Comedian Trevor Noah has once again recounted the difficulties of growing up as a child of a mixed-race relationship, saying that his father's name is not even on his birth certificate.

In an extract from his book, Born a Crime and Other Stories, Trevor opened up about his relationship with his father.
He wrote how his mother asked his father (a German/ Swiss expat) to help her have a child and how, when Trevor was born, she had to lie that his father was from Swaziland.
"My father isn't on my birth certificate. Officially, he's never been my father," Trevor wrote in the extract, published in Drum.
He also remembered how the family would sometimes attempt to visit the park, but had to hide the fact that they were together because of the strict apartheid laws of the time.
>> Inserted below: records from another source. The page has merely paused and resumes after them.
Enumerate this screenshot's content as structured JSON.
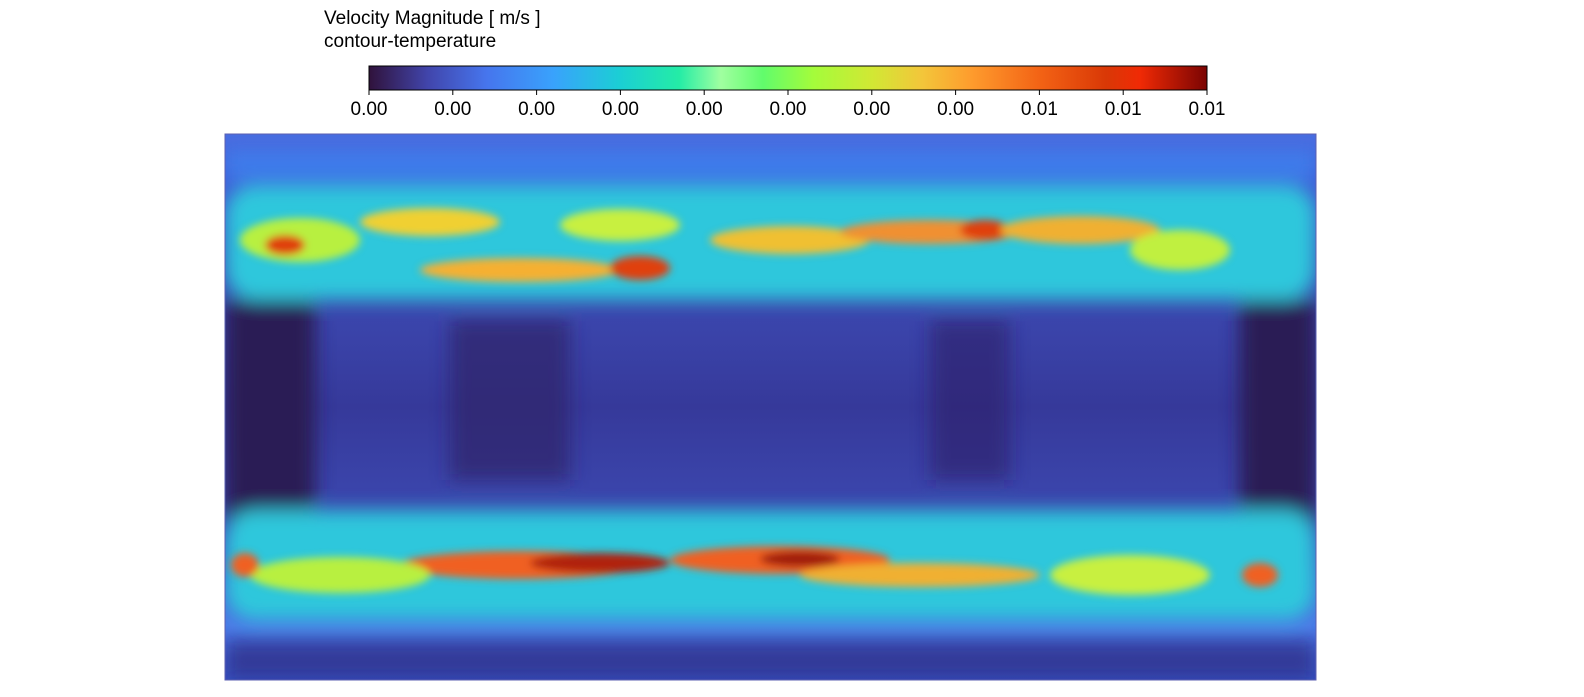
{
  "legend": {
    "title": "Velocity Magnitude [ m/s ]",
    "subtitle": "contour-temperature",
    "tick_labels": [
      "0.00",
      "0.00",
      "0.00",
      "0.00",
      "0.00",
      "0.00",
      "0.00",
      "0.00",
      "0.01",
      "0.01",
      "0.01"
    ]
  }
}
"My mother tells me that once, when I was a toddler, my dad tried to go with us. We were in the park, he was walking a good bit away from us, and I ran after him, screaming, 'Daddy! Daddy! Daddy!' People started looking. He panicked and ran away. I thought it was a game and kept chasing him," Trevor wrote.
Trevor said he would spend Sunday afternoons watching Formula 1 racing with his father, but that eventually stopped and his father moved to Cape Town.
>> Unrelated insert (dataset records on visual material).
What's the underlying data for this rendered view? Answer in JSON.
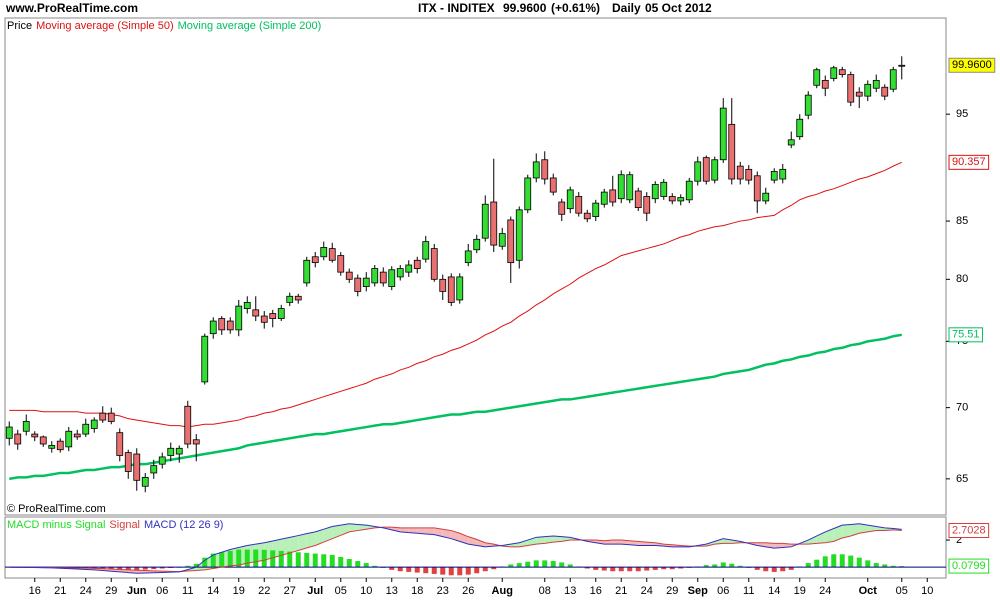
{
  "header": {
    "site": "www.ProRealTime.com",
    "instrument": "ITX - INDITEX",
    "last": "99.9600",
    "change": "(+0.61%)",
    "period": "Daily",
    "date": "05 Oct 2012"
  },
  "chart_data": [
    {
      "type": "candlestick",
      "legend_title": "Price",
      "watermark": "© ProRealTime.com",
      "categories": [
        null,
        null,
        null,
        "16",
        null,
        null,
        "21",
        null,
        null,
        "24",
        null,
        null,
        "29",
        null,
        null,
        "Jun",
        null,
        null,
        "06",
        null,
        null,
        "11",
        null,
        null,
        "14",
        null,
        null,
        "19",
        null,
        null,
        "22",
        null,
        null,
        "27",
        null,
        null,
        "Jul",
        null,
        null,
        "05",
        null,
        null,
        "10",
        null,
        null,
        "13",
        null,
        null,
        "18",
        null,
        null,
        "23",
        null,
        null,
        "26",
        null,
        null,
        null,
        "Aug",
        null,
        null,
        null,
        null,
        "08",
        null,
        null,
        "13",
        null,
        null,
        "16",
        null,
        null,
        "21",
        null,
        null,
        "24",
        null,
        null,
        "29",
        null,
        null,
        "Sep",
        null,
        null,
        "06",
        null,
        null,
        "11",
        null,
        null,
        "14",
        null,
        null,
        "19",
        null,
        null,
        "24",
        null,
        null,
        null,
        null,
        "Oct",
        null,
        null,
        null,
        "05",
        null,
        null,
        "10",
        null
      ],
      "open": [
        67.8,
        68.1,
        68.3,
        68.1,
        67.9,
        67.1,
        67.6,
        67.2,
        68.1,
        68.1,
        68.5,
        69.6,
        69.6,
        68.2,
        66.8,
        66.7,
        64.5,
        65.4,
        66.0,
        66.6,
        66.7,
        70.1,
        67.7,
        71.9,
        75.6,
        76.8,
        76.6,
        75.9,
        77.6,
        77.5,
        77.0,
        77.2,
        76.8,
        78.1,
        78.6,
        79.7,
        81.9,
        81.9,
        82.6,
        82.0,
        80.6,
        80.1,
        79.4,
        79.7,
        80.6,
        79.4,
        80.2,
        80.6,
        81.6,
        81.7,
        82.6,
        80.0,
        80.2,
        78.3,
        81.4,
        82.5,
        83.5,
        86.7,
        82.8,
        85.1,
        81.6,
        86.0,
        88.9,
        90.6,
        88.9,
        86.7,
        86.1,
        87.2,
        85.7,
        85.4,
        86.5,
        87.8,
        87.0,
        86.9,
        87.7,
        87.2,
        87.0,
        87.2,
        87.2,
        86.8,
        86.9,
        88.6,
        90.8,
        88.7,
        90.6,
        94.0,
        90.0,
        89.7,
        89.1,
        86.8,
        88.7,
        88.8,
        92.0,
        92.8,
        94.9,
        97.9,
        98.4,
        98.6,
        99.5,
        99.0,
        97.2,
        96.8,
        97.6,
        97.7,
        97.5,
        99.9,
        null,
        null,
        null,
        null
      ],
      "high": [
        69.0,
        68.4,
        69.5,
        68.3,
        68.0,
        67.6,
        67.8,
        68.6,
        68.4,
        69.2,
        69.3,
        70.1,
        70.0,
        68.5,
        67.0,
        67.1,
        65.4,
        66.3,
        66.8,
        67.5,
        67.3,
        70.5,
        68.1,
        75.6,
        76.9,
        77.0,
        76.9,
        78.3,
        78.6,
        78.6,
        77.4,
        77.5,
        77.9,
        78.9,
        78.8,
        81.9,
        82.3,
        83.2,
        83.1,
        82.3,
        80.9,
        80.4,
        80.6,
        81.2,
        81.0,
        81.1,
        81.2,
        81.6,
        81.9,
        83.7,
        83.0,
        80.4,
        80.5,
        80.5,
        83.0,
        83.8,
        87.3,
        90.7,
        84.4,
        85.4,
        86.3,
        89.2,
        91.2,
        91.4,
        89.3,
        87.0,
        88.1,
        87.6,
        86.0,
        86.9,
        87.9,
        89.1,
        89.6,
        89.5,
        88.0,
        87.6,
        88.6,
        88.8,
        87.5,
        87.4,
        88.9,
        90.9,
        91.0,
        90.9,
        96.6,
        96.6,
        90.4,
        90.1,
        89.5,
        88.0,
        89.8,
        90.2,
        93.3,
        95.0,
        97.3,
        99.7,
        98.9,
        99.9,
        99.8,
        99.3,
        97.7,
        98.4,
        99.0,
        98.0,
        99.8,
        100.9,
        null,
        null,
        null,
        null
      ],
      "low": [
        67.3,
        67.0,
        68.0,
        67.6,
        67.2,
        66.8,
        66.8,
        66.9,
        67.7,
        67.9,
        68.2,
        68.9,
        68.8,
        66.2,
        65.0,
        64.2,
        64.1,
        65.0,
        65.7,
        66.2,
        66.1,
        67.1,
        66.2,
        71.7,
        75.2,
        75.5,
        75.6,
        75.4,
        77.2,
        76.6,
        76.0,
        76.1,
        76.6,
        77.8,
        78.0,
        79.4,
        81.0,
        81.6,
        81.4,
        80.3,
        79.7,
        78.6,
        79.0,
        79.4,
        79.4,
        79.1,
        79.9,
        80.2,
        80.5,
        81.4,
        79.8,
        78.3,
        77.8,
        78.0,
        81.1,
        82.2,
        83.2,
        82.3,
        82.5,
        79.7,
        80.9,
        85.7,
        88.5,
        88.3,
        87.3,
        85.0,
        85.7,
        85.4,
        84.9,
        85.0,
        86.2,
        86.3,
        86.6,
        86.6,
        85.9,
        85.0,
        86.6,
        86.9,
        86.5,
        86.4,
        86.6,
        88.2,
        88.3,
        88.4,
        90.3,
        88.3,
        88.3,
        88.3,
        85.7,
        86.5,
        88.4,
        88.4,
        91.7,
        92.5,
        94.5,
        97.6,
        96.8,
        98.3,
        98.7,
        95.8,
        95.6,
        96.3,
        97.2,
        96.4,
        97.2,
        98.5,
        null,
        null,
        null,
        null
      ],
      "close": [
        68.6,
        67.4,
        69.0,
        67.9,
        67.4,
        67.3,
        67.0,
        68.3,
        67.9,
        68.8,
        69.1,
        69.1,
        69.0,
        66.6,
        65.5,
        64.9,
        65.1,
        65.9,
        66.5,
        67.1,
        67.1,
        67.4,
        67.4,
        75.4,
        76.6,
        75.9,
        75.9,
        77.8,
        78.1,
        77.0,
        76.5,
        76.8,
        77.6,
        78.6,
        78.3,
        81.6,
        81.4,
        82.7,
        81.6,
        80.6,
        80.0,
        79.0,
        80.1,
        80.9,
        79.7,
        80.8,
        80.9,
        81.2,
        80.9,
        83.2,
        80.0,
        79.0,
        78.1,
        80.2,
        82.4,
        83.4,
        86.5,
        82.9,
        83.9,
        81.4,
        86.0,
        88.9,
        90.4,
        88.8,
        87.6,
        85.6,
        87.8,
        85.7,
        85.2,
        86.6,
        87.6,
        86.7,
        89.2,
        89.2,
        86.2,
        85.7,
        88.3,
        88.5,
        86.8,
        87.1,
        88.6,
        90.4,
        88.6,
        90.6,
        95.6,
        88.8,
        88.8,
        88.7,
        86.8,
        87.5,
        89.5,
        89.7,
        92.5,
        94.5,
        96.9,
        99.5,
        97.6,
        99.7,
        99.0,
        96.2,
        96.8,
        98.0,
        98.4,
        96.8,
        99.5,
        99.96,
        null,
        null,
        null,
        null
      ],
      "close_label": "99.9600",
      "up_color": "#33dd33",
      "down_color": "#e87070",
      "outline_color": "#000000",
      "ylim": [
        62.6,
        105
      ],
      "log_scale": true,
      "yticks": [
        65,
        70,
        75,
        80,
        85,
        95
      ],
      "series": [
        {
          "name": "Moving average (Simple 50)",
          "color": "#dd1111",
          "width": 1,
          "last_label": "90.357",
          "values": [
            69.8,
            69.8,
            69.8,
            69.8,
            69.7,
            69.7,
            69.7,
            69.7,
            69.7,
            69.6,
            69.6,
            69.6,
            69.5,
            69.4,
            69.2,
            69.1,
            69.0,
            68.9,
            68.8,
            68.7,
            68.7,
            68.6,
            68.7,
            68.8,
            68.8,
            68.9,
            69.0,
            69.1,
            69.3,
            69.4,
            69.6,
            69.7,
            69.9,
            70.0,
            70.2,
            70.4,
            70.6,
            70.8,
            71.0,
            71.2,
            71.4,
            71.6,
            71.8,
            72.1,
            72.3,
            72.5,
            72.8,
            73.0,
            73.3,
            73.5,
            73.8,
            74.0,
            74.3,
            74.5,
            74.8,
            75.1,
            75.5,
            75.8,
            76.2,
            76.5,
            77.0,
            77.4,
            77.9,
            78.3,
            78.8,
            79.2,
            79.6,
            80.1,
            80.5,
            80.9,
            81.2,
            81.6,
            82.0,
            82.2,
            82.4,
            82.6,
            82.8,
            83.0,
            83.3,
            83.6,
            83.8,
            84.1,
            84.3,
            84.5,
            84.6,
            84.8,
            85.0,
            85.1,
            85.3,
            85.4,
            85.5,
            86.0,
            86.4,
            86.9,
            87.2,
            87.4,
            87.7,
            87.9,
            88.2,
            88.5,
            88.8,
            89.0,
            89.3,
            89.6,
            90.0,
            90.357,
            null,
            null,
            null,
            null
          ]
        },
        {
          "name": "Moving average (Simple 200)",
          "color": "#00c060",
          "width": 2.5,
          "last_label": "75.51",
          "values": [
            65.0,
            65.1,
            65.1,
            65.2,
            65.2,
            65.3,
            65.4,
            65.4,
            65.5,
            65.6,
            65.6,
            65.7,
            65.8,
            65.8,
            65.9,
            66.0,
            66.0,
            66.1,
            66.2,
            66.3,
            66.4,
            66.5,
            66.6,
            66.7,
            66.8,
            66.9,
            67.0,
            67.1,
            67.3,
            67.4,
            67.5,
            67.6,
            67.7,
            67.8,
            67.9,
            68.0,
            68.1,
            68.1,
            68.2,
            68.3,
            68.4,
            68.5,
            68.6,
            68.7,
            68.8,
            68.8,
            68.9,
            69.0,
            69.1,
            69.2,
            69.3,
            69.4,
            69.5,
            69.5,
            69.6,
            69.7,
            69.7,
            69.8,
            69.9,
            70.0,
            70.1,
            70.2,
            70.3,
            70.4,
            70.5,
            70.6,
            70.6,
            70.7,
            70.8,
            70.9,
            71.0,
            71.1,
            71.2,
            71.3,
            71.4,
            71.5,
            71.6,
            71.7,
            71.8,
            71.9,
            72.0,
            72.1,
            72.2,
            72.3,
            72.5,
            72.6,
            72.7,
            72.8,
            73.0,
            73.2,
            73.3,
            73.5,
            73.6,
            73.8,
            73.9,
            74.1,
            74.2,
            74.4,
            74.5,
            74.7,
            74.8,
            75.0,
            75.1,
            75.2,
            75.4,
            75.51,
            null,
            null,
            null,
            null
          ]
        }
      ]
    },
    {
      "type": "macd",
      "ylim": [
        -0.8,
        3.7
      ],
      "yticks": [
        2
      ],
      "fill_up_color": "#b8f0b8",
      "fill_down_color": "#f4b8b8",
      "zero_color": "#000080",
      "series": [
        {
          "name": "MACD minus Signal",
          "type": "bar",
          "color": "#22dd22",
          "negative_color": "#e04040",
          "last_label": "0.0799",
          "values": [
            0.02,
            0.02,
            0.01,
            0,
            -0.01,
            -0.02,
            -0.04,
            -0.06,
            -0.08,
            -0.1,
            -0.12,
            -0.14,
            -0.16,
            -0.18,
            -0.2,
            -0.22,
            -0.18,
            -0.14,
            -0.1,
            -0.06,
            -0.02,
            0.1,
            0.25,
            0.7,
            1.0,
            1.1,
            1.2,
            1.3,
            1.3,
            1.3,
            1.28,
            1.24,
            1.2,
            1.15,
            1.1,
            1.05,
            1.0,
            0.95,
            0.9,
            0.75,
            0.6,
            0.45,
            0.3,
            0.1,
            -0.05,
            -0.2,
            -0.3,
            -0.35,
            -0.4,
            -0.45,
            -0.5,
            -0.55,
            -0.6,
            -0.6,
            -0.55,
            -0.45,
            -0.3,
            -0.15,
            0.05,
            0.2,
            0.3,
            0.4,
            0.5,
            0.5,
            0.45,
            0.35,
            0.2,
            0.05,
            -0.1,
            -0.2,
            -0.25,
            -0.3,
            -0.3,
            -0.3,
            -0.3,
            -0.25,
            -0.2,
            -0.15,
            -0.15,
            -0.1,
            -0.05,
            0.05,
            0.15,
            0.2,
            0.35,
            0.25,
            0.1,
            -0.05,
            -0.2,
            -0.3,
            -0.35,
            -0.3,
            -0.2,
            0.05,
            0.3,
            0.55,
            0.8,
            0.95,
            0.95,
            0.85,
            0.7,
            0.5,
            0.3,
            0.2,
            0.1,
            0.0799,
            null,
            null,
            null,
            null
          ]
        },
        {
          "name": "Signal",
          "type": "line",
          "color": "#d04040",
          "last_label": "2.7028",
          "values": [
            -0.02,
            -0.03,
            -0.03,
            -0.03,
            -0.03,
            -0.03,
            -0.04,
            -0.05,
            -0.06,
            -0.07,
            -0.08,
            -0.11,
            -0.14,
            -0.17,
            -0.2,
            -0.23,
            -0.25,
            -0.27,
            -0.29,
            -0.31,
            -0.33,
            -0.28,
            -0.25,
            -0.2,
            -0.1,
            0.0,
            0.1,
            0.15,
            0.3,
            0.4,
            0.52,
            0.69,
            0.87,
            1.05,
            1.23,
            1.42,
            1.6,
            1.85,
            2.1,
            2.35,
            2.6,
            2.7,
            2.8,
            2.9,
            2.95,
            2.95,
            2.9,
            2.9,
            2.9,
            2.9,
            2.9,
            2.8,
            2.7,
            2.5,
            2.25,
            2.05,
            1.8,
            1.7,
            1.55,
            1.5,
            1.5,
            1.6,
            1.7,
            1.75,
            1.85,
            1.9,
            2.0,
            2.0,
            2.0,
            2.0,
            1.95,
            2.0,
            2.0,
            1.95,
            1.9,
            1.85,
            1.8,
            1.7,
            1.65,
            1.6,
            1.55,
            1.55,
            1.55,
            1.7,
            1.75,
            1.75,
            1.8,
            1.8,
            1.8,
            1.8,
            1.75,
            1.75,
            1.7,
            1.7,
            1.7,
            1.75,
            1.8,
            1.9,
            2.15,
            2.3,
            2.5,
            2.6,
            2.7,
            2.7,
            2.75,
            2.7028,
            null,
            null,
            null,
            null
          ]
        },
        {
          "name": "MACD (12 26 9)",
          "type": "line",
          "color": "#3030c0",
          "values": [
            0.0,
            -0.01,
            -0.02,
            -0.03,
            -0.04,
            -0.05,
            -0.08,
            -0.11,
            -0.14,
            -0.17,
            -0.2,
            -0.25,
            -0.3,
            -0.35,
            -0.4,
            -0.45,
            -0.43,
            -0.41,
            -0.39,
            -0.37,
            -0.35,
            -0.18,
            0.0,
            0.5,
            0.9,
            1.1,
            1.3,
            1.45,
            1.6,
            1.7,
            1.8,
            1.93,
            2.07,
            2.2,
            2.33,
            2.47,
            2.6,
            2.8,
            3.0,
            3.1,
            3.2,
            3.15,
            3.1,
            3.0,
            2.9,
            2.75,
            2.6,
            2.55,
            2.5,
            2.45,
            2.4,
            2.25,
            2.1,
            1.9,
            1.7,
            1.6,
            1.5,
            1.55,
            1.6,
            1.7,
            1.8,
            2.0,
            2.2,
            2.25,
            2.3,
            2.25,
            2.2,
            2.05,
            1.9,
            1.8,
            1.7,
            1.7,
            1.7,
            1.65,
            1.6,
            1.6,
            1.6,
            1.55,
            1.5,
            1.5,
            1.5,
            1.6,
            1.7,
            1.9,
            2.1,
            2.0,
            1.9,
            1.75,
            1.6,
            1.5,
            1.4,
            1.45,
            1.5,
            1.75,
            2.0,
            2.3,
            2.6,
            2.85,
            3.1,
            3.15,
            3.2,
            3.1,
            3.0,
            2.9,
            2.85,
            2.7827,
            null,
            null,
            null,
            null
          ]
        }
      ]
    }
  ]
}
After a lengthy and difficult search, Trevor eventually tracked his father down
Trevor told Late Night With Seth Meyers earlier this year that his father had never watched him perform live. But in his book he said that he discovered during their reunion that his father had been following his career all along.
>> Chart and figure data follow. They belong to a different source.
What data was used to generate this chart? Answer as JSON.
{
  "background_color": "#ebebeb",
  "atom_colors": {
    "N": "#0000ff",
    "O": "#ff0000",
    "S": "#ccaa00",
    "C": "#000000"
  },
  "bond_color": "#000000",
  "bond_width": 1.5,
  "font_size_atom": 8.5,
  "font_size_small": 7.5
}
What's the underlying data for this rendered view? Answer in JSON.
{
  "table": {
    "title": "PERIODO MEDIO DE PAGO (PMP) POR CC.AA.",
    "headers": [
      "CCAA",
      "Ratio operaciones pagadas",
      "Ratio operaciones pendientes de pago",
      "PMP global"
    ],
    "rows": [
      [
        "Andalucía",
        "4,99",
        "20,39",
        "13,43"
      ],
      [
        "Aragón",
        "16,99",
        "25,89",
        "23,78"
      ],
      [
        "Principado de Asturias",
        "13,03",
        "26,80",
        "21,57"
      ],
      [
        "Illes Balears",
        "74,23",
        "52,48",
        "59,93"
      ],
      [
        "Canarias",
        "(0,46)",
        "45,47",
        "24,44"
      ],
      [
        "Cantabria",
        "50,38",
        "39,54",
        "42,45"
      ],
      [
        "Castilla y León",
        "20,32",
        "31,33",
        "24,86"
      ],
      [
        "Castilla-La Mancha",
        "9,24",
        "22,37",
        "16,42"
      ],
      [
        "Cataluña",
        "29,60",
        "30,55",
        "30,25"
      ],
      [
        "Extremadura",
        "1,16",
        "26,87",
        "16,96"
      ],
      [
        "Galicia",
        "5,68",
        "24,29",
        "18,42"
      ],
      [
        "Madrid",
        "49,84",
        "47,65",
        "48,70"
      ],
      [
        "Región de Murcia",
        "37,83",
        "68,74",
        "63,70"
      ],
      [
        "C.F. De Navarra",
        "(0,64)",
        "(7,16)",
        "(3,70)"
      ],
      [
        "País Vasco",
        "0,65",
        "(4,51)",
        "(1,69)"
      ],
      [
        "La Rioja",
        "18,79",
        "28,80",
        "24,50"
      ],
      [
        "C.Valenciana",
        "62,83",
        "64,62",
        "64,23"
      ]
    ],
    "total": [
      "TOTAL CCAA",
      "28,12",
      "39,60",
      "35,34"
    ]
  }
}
"While I was eating he went to pick up this book, an over-sized photo album, and he brought it back to the table. 'I've been following you,' he said, and opened it up. It was a scrapbook of everything I had ever done, every time my name was mentioned in a newspaper, everything from magazine covers to the tiniest club listing.
"He smiled broadly as he took me through it, looking at the headlines. It was everything I could do not to start crying. It felt like this 10-year gap in my life closed right up in an instant," Trevor wrote.